PME : l’augmentation des salaires en question
Le 14 février 2023, l’Ajpme s’est associée à l’Association des journalistes de l’information sociale (Ajis) pour proposer une table ronde sur la rémunération dans les PME avec Mélanie Berger Tisserand, présidente du Centre des jeunes dirigeants (CJD) et dirigeante du cabinet d’expertise comptable EMS Audit, Nadine Levratto, économiste et directrice de recherche au CNRS, et Joël Pascal, élu CGT dans un CSE au sein d’un cabinet d’avocats. Sophie Massieu (Ajis) et Laure Bergala (Ajpme) ont animé les débats.
Peut-on augmenter les salaires dans les petites entreprises, dans le contexte d’inflation actuel ? Jöel Pascal, représentant CGT dans le CSE, a évoqué son expérience au sein du cabinet d’avocat où il travaille. Sa volonté d’organiser des réunions sur les salaires et sa demande d’augmentation collective ont été très mal reçues. Son cabinet a cherché à le licencier mais l’inspection du travail a refusé son licenciement. Le cabinet a par ailleurs octroyé une prime d’activité de 1500 euros par salarié et procédé à des augmentations individuelles de salaires, de l’ordre de 4,7% en moyenne.
Hausses des rémunérations
Pour Mélanie Berger Tisserand, dirigeante du cabinet d’expertise comptable EMS Audit qui compte 12 salariés, les politiques de rémunération ne doivent pas être motivées uniquement par l’inflation. Elle a augmenté les salaires récemment dans sa TPE et a distribué la prime de partage de la valeur (PPV) dite « prime Macron » instaurée en 2022 face à l’inflation, à hauteur de 2000 euros par salarié. « Un bel outil pour le dirigeant de TPE mais qui ne remplace pas une augmentation de salaire », selon elle.

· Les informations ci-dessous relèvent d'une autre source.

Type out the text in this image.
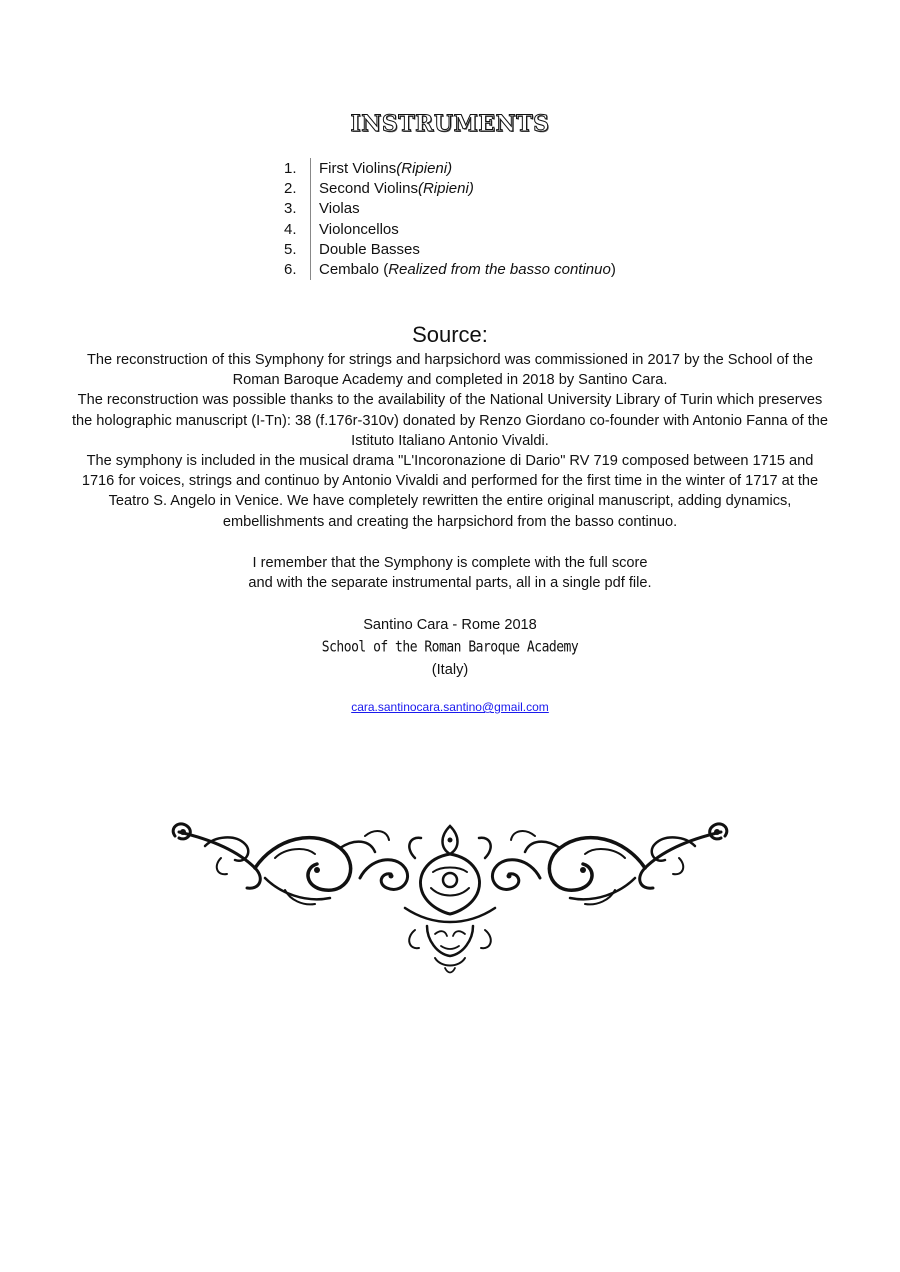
INSTRUMENTS
1.	First Violins (Ripieni)
2.	Second Violins (Ripieni)
3.	Violas
4.	Violoncellos
5.	Double Basses
6.	Cembalo ( Realized from the basso continuo )
Source:

The reconstruction of this Symphony for strings and harpsichord was commissioned in 2017 by the School of the Roman Baroque Academy and completed in 2018 by Santino Cara.

The reconstruction was possible thanks to the availability of the National University Library of Turin which preserves the holographic manuscript (I-Tn): 38 (f.176r-310v) donated by Renzo Giordano co-founder with Antonio Fanna of the Istituto Italiano Antonio Vivaldi.

The symphony is included in the musical drama "L'Incoronazione di Dario" RV 719 composed between 1715 and 1716 for voices, strings and continuo by Antonio Vivaldi and performed for the first time in the winter of 1717 at the Teatro S. Angelo in Venice. We have completely rewritten the entire original manuscript, adding dynamics, embellishments and creating the harpsichord from the basso continuo.

I remember that the Symphony is complete with the full score

and with the separate instrumental parts, all in a single pdf file.

Santino Cara - Rome 2018
School of the Roman Baroque Academy
(Italy)
cara.santinocara.santino@gmail.com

L’économiste Nadine Levratto a indiqué que globalement, la rémunération du capital a cru en France et dans le monde du fait de plusieurs facteurs, parmi lesquels la mondialisation mais aussi l’individualisation des hausses de salaires, qui fait croitre les inégalités. Dans les PME les salaires sont en tendance plus faibles que dans les grandes entreprises, a-t-elle par ailleurs rappelé. L’économiste considère les primes comme « utiles à court terme pour le salarié mais dommageables à moyen et long termes puisqu’elles n’alimentent pas la protection sociale ». Elle leur préfère les hausses de salaires.
Salaires vs primes
L’idée selon laquelle augmenter collectivement les salaires entrainerait des risques pour la productivité de l’entreprise a été battue en brèche par les intervenants. Selon Nadine Levratto, cette hypothèse n’est étayée par aucune étude. Au contraire, la productivité est fonction directe du niveau de salaire, les métiers qui génèrent de la valeur ajoutée étant mieux payés. Pour Mélanie Berger Tisserand, le collectif est le moteur de la politique du dirigeant davantage que la méritocratie. Les augmentations de salariés sont synonymes de reconnaissance de leur travail pour les salariés, a assuré Joël Pascal qui a rappelé que les primes, comme la prime « Macron », ne sont pas prises en compte sur les bulletins de salaires et ne permettent pas au salarié d’accéder à un logement ou à un prêt bancaire contrairement à un meilleur salaire.
Participation pour tous ?
Les intervenants se sont exprimés sur le projet d’accord national interprofessionnel (ANI) sur le partage de la valeur dans l’entreprise du 10 février, issu des échanges entre syndicats et patronat menés depuis novembre 2022. Il prévoit d’inciter à généraliser la participation dans les entreprises de plus de 10 salariés. « Les outils existent déjà, c’est une question de volonté du dirigeant », estime Mélanie Berger Tisserand. « La grosse problématique, c’est le partage de la valeur au niveau de l’ensemble de la société, en taxant les super profits que ses grandes entreprises ont généré conjoncturellement. Une partie doit être redistribuée dans l’ensemble de la chaine de valeurs jusqu’aux TPE et PME », selon la présidente du CDJ.
Pour Joël Pascal, le capital qui n’est pas productif ne sert à rien, il faut augmenter les salaires et baisser la part distribuée aux actionnaires. « La participation des salariés aux bénéfices de l’entreprise est une vielle idée gaullienne », a rappelé Nadine Levratto. « La question de savoir que faire du résultat net est intéressante. On peut le redistribuer sous forme de dividende ou le réinvestir dans l’entreprise. Tout ce qui relève de la participation consiste à inoculer dans le contrat de travail une dose d’actionnariat. La participation c’est ce qui reste une fois qu’on devrait avoir épuisé toutes les autres formes d’augmentation des rémunérations », selon l’économiste.